Friday, April 13, 2007

Tones - Bronze Quadtone, Afga BS111 (in two forms)

I have a print that has the tones I really love. It's something that's not been made for decades and comes from an original silver-based print. The paper came from Agfa and was labled BS 111 Double Weight.

There were several formulations of this paper. The one I like contains warm tones throughout. I have one surviving print of my grandfather and the image is just about perfect.

Using GIMP Sampling I was able to take a scanned copy of the print (in color, of course), and apply the tone sample to a standardized black and white gradient. I don't know if the scanner was able to faithfully capture the original colors, so I modified the gradient colors slightly to get the gradient to match my monitor's coloration.

First, here is a copy of the image that uses Ken Lee's Bronze Quadtones.

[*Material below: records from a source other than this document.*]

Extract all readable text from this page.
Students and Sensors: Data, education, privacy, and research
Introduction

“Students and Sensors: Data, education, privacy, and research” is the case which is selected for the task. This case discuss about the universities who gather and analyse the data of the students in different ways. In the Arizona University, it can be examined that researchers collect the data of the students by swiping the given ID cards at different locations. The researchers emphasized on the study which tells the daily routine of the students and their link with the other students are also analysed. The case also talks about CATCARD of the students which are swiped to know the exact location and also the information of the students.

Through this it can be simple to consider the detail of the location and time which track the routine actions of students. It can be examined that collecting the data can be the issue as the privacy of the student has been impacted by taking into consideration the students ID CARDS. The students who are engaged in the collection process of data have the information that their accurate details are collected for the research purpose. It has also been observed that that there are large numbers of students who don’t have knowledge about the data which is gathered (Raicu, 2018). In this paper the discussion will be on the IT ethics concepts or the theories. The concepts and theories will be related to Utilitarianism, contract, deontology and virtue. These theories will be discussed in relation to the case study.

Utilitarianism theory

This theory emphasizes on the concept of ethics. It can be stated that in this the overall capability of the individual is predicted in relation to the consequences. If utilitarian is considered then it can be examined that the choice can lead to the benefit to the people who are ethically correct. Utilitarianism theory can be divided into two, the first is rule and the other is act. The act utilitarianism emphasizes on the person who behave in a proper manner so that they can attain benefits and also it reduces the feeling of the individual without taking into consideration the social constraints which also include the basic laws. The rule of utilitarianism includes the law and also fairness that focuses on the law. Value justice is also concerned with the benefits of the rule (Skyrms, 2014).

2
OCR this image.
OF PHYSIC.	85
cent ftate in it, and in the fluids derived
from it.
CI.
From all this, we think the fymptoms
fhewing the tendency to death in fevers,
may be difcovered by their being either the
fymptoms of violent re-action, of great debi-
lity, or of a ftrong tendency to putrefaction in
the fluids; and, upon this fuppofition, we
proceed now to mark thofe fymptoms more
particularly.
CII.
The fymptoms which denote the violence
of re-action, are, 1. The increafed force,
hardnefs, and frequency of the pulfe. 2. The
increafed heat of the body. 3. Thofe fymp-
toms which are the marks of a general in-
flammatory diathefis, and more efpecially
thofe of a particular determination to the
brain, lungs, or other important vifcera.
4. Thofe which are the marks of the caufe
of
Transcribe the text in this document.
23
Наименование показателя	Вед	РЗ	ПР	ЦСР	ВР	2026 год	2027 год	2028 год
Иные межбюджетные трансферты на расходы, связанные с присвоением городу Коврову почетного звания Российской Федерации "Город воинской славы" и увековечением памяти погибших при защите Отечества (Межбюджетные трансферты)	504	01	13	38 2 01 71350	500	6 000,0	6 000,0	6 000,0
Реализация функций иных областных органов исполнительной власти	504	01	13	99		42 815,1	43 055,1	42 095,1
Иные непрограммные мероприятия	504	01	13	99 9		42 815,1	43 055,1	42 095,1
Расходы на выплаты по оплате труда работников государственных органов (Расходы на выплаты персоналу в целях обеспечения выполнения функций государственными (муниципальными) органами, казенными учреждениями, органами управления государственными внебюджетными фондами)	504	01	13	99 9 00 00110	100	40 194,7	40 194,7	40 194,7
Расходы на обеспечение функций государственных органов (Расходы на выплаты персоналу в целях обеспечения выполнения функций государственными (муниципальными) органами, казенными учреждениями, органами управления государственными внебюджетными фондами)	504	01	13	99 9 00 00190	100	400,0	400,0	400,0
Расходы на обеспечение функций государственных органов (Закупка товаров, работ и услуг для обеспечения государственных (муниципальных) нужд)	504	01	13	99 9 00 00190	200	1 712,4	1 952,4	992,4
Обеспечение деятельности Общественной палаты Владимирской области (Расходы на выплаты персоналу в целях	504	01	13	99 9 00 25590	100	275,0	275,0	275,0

Here is a copy of the image that uses the raw scanned gradient from the Agfa BS 111 warmtone print.



Here is the copy of the image that uses the slight manipulation of the original Agfa BS 111 warmtone gradient.



I want to look at this for awhile and consider if any progress has been made in "improving" Ken's original Bronze Quadtone sample.

Looking at a LCD, the "agfa" samples look too green. Ken's Bronze Quadtone sample looks just slightly magenta compared with the original print tones. So, at first pass it appears that the print scan does not match the print tones of the original image. Bummer.